In the aftermath of the seminar at NMAI, officials of the Washington NFL franchise cited high school teams as justification for their offensive nickname. Somehow, if high schools also called their teams "Redskins," then the term can't be racist, so this legitimizes our using it. Of course, the defense lacks logic. As well, the NFL team owner apparently does not realize that high schools across America have been giving up the name. Monroe Gilmour and the North Carolina Mascot Education & Action Group have helped persuade more than half of all schools in North Carolina that once used "Redskin" and other such names and symbols to abandon them. Moreover, on February 8, 2013, the day after NMAI's seminar, the Michigan Department of Civil Rights filed a discrimination complaint with the Office of Civil Rights at the U.S. Department of Education. The state agency charged some thirty-five school districts in Michigan with discrimination against American Indians because they named their athletic teams "Redskins," "Warriors," "Chiefs," etc., and used Indian mascots. According to the Civil Rights Department, this "creates a hostile environment."
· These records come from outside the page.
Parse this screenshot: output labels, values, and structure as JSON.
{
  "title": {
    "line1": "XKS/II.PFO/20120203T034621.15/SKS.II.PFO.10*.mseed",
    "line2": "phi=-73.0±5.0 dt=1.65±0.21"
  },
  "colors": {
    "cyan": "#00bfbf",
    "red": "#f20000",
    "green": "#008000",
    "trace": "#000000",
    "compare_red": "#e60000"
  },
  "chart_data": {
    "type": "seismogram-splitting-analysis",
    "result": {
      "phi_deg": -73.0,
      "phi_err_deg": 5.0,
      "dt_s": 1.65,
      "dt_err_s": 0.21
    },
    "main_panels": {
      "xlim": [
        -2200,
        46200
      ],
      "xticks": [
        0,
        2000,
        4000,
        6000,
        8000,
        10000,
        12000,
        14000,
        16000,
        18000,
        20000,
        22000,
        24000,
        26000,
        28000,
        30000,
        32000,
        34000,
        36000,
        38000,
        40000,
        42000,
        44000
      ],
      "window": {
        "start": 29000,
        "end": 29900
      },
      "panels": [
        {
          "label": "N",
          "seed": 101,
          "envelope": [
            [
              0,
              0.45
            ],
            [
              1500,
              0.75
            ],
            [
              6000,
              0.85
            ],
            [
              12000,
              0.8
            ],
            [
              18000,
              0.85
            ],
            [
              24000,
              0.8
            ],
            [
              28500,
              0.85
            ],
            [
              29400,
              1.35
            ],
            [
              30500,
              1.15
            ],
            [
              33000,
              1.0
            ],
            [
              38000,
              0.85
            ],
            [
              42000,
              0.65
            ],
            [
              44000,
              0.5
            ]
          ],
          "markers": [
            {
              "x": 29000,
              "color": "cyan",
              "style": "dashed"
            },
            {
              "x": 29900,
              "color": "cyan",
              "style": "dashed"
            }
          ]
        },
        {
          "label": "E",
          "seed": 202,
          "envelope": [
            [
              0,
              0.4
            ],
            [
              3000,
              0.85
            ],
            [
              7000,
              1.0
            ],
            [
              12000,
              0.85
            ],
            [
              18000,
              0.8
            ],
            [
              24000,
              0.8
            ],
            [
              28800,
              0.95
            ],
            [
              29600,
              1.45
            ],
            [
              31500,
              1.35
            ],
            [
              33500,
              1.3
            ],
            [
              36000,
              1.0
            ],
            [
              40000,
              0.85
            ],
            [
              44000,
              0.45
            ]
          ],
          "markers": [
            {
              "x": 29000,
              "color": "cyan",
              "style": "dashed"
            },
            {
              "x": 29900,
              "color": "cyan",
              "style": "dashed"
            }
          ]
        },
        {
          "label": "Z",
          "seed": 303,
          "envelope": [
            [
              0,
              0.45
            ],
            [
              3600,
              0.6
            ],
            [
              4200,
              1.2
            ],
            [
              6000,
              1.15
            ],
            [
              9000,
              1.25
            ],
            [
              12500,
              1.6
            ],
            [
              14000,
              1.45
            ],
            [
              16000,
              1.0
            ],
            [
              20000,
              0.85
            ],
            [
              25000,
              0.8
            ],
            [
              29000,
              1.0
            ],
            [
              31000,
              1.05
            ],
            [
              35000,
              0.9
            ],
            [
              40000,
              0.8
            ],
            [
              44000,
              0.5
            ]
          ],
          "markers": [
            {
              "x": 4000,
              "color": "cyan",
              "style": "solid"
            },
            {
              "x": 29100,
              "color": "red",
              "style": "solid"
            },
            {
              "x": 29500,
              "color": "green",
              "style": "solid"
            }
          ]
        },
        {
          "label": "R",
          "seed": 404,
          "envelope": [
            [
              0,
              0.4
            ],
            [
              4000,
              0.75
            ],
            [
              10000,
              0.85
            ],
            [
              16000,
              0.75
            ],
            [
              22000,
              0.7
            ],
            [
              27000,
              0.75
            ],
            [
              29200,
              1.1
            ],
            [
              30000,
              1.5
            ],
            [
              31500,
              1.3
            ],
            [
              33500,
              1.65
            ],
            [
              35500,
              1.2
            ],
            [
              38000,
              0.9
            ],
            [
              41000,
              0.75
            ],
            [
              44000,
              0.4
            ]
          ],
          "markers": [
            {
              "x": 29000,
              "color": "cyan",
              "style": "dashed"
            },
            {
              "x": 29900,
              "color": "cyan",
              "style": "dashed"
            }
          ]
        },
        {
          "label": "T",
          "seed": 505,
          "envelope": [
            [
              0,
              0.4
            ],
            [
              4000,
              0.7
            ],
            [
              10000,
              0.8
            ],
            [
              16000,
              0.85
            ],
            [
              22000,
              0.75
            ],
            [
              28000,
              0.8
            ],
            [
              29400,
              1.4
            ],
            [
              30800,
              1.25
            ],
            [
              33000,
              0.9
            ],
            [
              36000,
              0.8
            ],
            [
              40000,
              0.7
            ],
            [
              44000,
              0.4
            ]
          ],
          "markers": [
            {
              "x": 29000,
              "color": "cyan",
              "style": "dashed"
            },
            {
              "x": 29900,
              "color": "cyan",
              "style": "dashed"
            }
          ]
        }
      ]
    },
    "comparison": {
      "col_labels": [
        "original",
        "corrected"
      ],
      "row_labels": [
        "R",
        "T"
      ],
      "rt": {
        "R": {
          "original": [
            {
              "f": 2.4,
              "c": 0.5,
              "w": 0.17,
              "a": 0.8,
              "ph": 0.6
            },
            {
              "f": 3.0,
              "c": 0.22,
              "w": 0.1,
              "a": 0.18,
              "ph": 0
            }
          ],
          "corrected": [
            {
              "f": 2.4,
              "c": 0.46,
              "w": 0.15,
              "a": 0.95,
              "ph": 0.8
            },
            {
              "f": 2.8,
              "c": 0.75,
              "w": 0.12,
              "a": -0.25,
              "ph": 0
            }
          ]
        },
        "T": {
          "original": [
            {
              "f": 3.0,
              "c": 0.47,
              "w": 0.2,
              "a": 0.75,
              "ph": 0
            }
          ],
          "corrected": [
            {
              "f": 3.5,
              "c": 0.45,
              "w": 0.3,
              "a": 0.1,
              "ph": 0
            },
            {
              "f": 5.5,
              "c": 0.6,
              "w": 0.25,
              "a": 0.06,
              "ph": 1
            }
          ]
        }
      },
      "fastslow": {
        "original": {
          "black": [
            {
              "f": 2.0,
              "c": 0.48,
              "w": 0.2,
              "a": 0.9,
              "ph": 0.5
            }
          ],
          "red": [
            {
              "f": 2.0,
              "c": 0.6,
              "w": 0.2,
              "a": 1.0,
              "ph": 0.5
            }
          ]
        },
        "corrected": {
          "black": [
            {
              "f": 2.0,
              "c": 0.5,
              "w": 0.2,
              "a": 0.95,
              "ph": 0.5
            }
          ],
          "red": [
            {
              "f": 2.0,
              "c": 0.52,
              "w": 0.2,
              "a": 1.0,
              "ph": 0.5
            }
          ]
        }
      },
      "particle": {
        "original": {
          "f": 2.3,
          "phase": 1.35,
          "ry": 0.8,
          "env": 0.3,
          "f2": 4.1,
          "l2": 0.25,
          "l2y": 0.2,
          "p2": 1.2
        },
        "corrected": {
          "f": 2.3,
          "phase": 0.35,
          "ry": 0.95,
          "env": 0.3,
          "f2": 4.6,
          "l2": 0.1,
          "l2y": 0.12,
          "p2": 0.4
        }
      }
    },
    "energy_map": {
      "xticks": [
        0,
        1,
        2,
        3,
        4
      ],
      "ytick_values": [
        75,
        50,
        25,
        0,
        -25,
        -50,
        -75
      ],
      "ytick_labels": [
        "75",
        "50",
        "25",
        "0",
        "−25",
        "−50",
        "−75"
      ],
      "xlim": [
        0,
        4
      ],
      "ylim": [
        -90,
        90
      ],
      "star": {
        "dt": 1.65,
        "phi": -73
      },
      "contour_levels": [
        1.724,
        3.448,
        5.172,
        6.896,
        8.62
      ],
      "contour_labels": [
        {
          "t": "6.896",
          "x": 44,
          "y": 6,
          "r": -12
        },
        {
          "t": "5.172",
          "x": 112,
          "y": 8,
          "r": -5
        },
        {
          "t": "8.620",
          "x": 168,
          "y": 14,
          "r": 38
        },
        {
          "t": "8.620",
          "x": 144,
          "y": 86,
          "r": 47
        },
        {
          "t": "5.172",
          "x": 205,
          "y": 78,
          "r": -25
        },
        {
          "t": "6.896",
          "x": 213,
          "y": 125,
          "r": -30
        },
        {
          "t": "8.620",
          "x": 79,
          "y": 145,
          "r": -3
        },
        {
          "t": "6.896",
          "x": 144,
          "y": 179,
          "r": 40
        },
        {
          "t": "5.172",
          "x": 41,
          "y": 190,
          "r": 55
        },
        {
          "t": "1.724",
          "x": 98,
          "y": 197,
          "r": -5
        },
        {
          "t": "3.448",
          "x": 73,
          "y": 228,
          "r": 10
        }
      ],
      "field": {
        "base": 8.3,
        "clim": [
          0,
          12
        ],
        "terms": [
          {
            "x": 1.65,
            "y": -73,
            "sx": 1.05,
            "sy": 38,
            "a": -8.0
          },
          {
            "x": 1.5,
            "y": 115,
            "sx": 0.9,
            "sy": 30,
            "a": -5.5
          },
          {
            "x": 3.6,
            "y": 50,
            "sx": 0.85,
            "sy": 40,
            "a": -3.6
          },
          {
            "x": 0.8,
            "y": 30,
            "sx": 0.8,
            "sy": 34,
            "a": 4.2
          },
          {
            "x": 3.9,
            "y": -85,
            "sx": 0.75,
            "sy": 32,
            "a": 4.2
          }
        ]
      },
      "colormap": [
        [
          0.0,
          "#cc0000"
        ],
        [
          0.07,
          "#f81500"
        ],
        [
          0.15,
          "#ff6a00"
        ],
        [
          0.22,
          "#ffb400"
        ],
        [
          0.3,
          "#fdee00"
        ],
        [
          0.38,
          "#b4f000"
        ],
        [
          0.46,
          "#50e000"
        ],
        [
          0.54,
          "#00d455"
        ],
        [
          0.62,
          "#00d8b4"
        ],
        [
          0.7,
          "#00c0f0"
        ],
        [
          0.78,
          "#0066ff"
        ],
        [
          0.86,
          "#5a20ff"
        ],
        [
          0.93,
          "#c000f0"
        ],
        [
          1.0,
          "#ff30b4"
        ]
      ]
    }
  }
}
Michigan deliberately chose to file on February 8 because February 8, 1887, was the dark day in Indian history when Congress passed the Dawes Act. In a fascinating invocation of the power of history, the Civil Rights Department stated in its Supporting Argument:

[W]e believe that no school where students, teachers, parents, and administrators knew and taught America's history well enough to recognize the Dawes Act would want to use the cartoonish imagery, sacred objects, disrespectful nick names, or other questionable imagery of American Indian's that many use today.

The complaint singled out "Redskins" for its "particularly negative connotations," since it "has historically been used as a racial slur." The state asserted that studies by Fryberg and others "empirically, objectively, and conclusively establish" that the continued use of American Indian mascots harms Native students.  Moreover, Michigan continued,

  "officially sanctioned use of such imagery conveys a message that stereotyping is acceptable. This has an indirect negative impact on all students when they later must deal with diverse workplaces, a diverse society and a global marketplace."

Surely NMAI, Gilmour, the Kansas City Star, the Michigan Department of Civil Rights, and all the rest have a point.  America's high schools and colleges need to prepare students with sensitivity, so they can work with people from other countries and other cultures. Otherizing other people by naming teams "for" them does not help. Nor does "honoring" American Indians as mascots help us remember American Indian history as it was.